Le conseil d'Etat - AFP
C'est un gros revers pour le gouvernement. Le Conseil d'État a suspendu mardi la réforme controversée de l'assurance chômage qui devait entrer en vigueur à compter du 1er juillet, les syndicats saluant une "victoire" là où la ministre du Travail pointe une simple question de "temporalité".
Saisie par les syndicats, opposés depuis le départ à cette réforme qu'ils jugent pénalisante pour les demandeurs d'emploi, la juge des référés de la plus haute juridiction administrative a suspendu les règles de calcul du montant de l'allocation chômage qui devaient entrer en vigueur dans dix jours, selon une ordonnance rendue publique mardi.
"Les incertitudes sur la situation économique ne permettent pas de mettre en place au 1er juillet les nouvelles règles, qui sont censées favoriser la stabilité de l'emploi en rendant moins favorable l'indemnisation du chômage des salariés ayant alterné contrats courts et inactivité. En revanche, la juge ne remet pas en cause le principe de la réforme elle-même. Après cette ordonnance rendue en urgence, les recours 'au fond' des syndicats contre le décret réformant l'assurance chômage seront jugés par le Conseil d'État d'ici quelques mois", indique le Conseil d'Etat dans un communiqué.

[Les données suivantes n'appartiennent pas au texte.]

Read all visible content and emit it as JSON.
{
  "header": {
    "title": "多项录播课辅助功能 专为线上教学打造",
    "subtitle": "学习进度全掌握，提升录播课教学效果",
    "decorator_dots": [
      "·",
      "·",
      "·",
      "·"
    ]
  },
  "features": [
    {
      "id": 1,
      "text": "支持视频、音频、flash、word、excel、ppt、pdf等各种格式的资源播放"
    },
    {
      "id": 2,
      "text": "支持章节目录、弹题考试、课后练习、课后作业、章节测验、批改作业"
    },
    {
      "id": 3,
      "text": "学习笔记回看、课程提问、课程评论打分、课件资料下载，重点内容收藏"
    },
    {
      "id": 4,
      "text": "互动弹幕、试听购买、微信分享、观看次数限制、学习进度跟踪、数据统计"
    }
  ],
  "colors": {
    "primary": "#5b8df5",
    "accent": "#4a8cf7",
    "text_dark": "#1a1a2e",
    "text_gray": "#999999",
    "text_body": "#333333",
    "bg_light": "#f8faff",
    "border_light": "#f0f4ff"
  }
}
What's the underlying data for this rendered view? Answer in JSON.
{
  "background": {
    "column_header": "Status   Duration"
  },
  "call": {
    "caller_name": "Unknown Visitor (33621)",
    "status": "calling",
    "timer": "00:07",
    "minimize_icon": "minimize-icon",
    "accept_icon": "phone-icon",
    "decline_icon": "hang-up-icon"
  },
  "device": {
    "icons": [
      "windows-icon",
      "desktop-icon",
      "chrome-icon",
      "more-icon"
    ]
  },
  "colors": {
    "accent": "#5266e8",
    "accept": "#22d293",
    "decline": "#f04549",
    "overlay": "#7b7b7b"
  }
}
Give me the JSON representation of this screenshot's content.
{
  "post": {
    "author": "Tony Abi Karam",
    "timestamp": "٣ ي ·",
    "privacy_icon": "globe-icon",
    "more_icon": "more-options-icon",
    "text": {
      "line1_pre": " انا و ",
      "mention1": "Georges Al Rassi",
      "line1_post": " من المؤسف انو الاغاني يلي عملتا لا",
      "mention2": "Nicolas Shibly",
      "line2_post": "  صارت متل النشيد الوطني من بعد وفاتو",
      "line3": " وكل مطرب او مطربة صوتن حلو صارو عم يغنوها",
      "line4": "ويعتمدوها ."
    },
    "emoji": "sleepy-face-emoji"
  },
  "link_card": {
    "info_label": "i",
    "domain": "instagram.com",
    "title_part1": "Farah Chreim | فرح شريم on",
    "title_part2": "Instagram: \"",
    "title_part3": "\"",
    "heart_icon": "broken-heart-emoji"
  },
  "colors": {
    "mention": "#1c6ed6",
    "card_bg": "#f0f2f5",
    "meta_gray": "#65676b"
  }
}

Pour la ministre du Travail Elisabeth Borne, "le Conseil d'Etat nous demande d'attendre encore un peu" et "censure uniquement la date d'entrée en vigueur" de la réforme. "C'est donc la temporalité finalement qui est censurée", le Conseil "estimant qu'il faut avoir plus de visibilité sur la conjoncture économique", assure-t-elle à l'AFP.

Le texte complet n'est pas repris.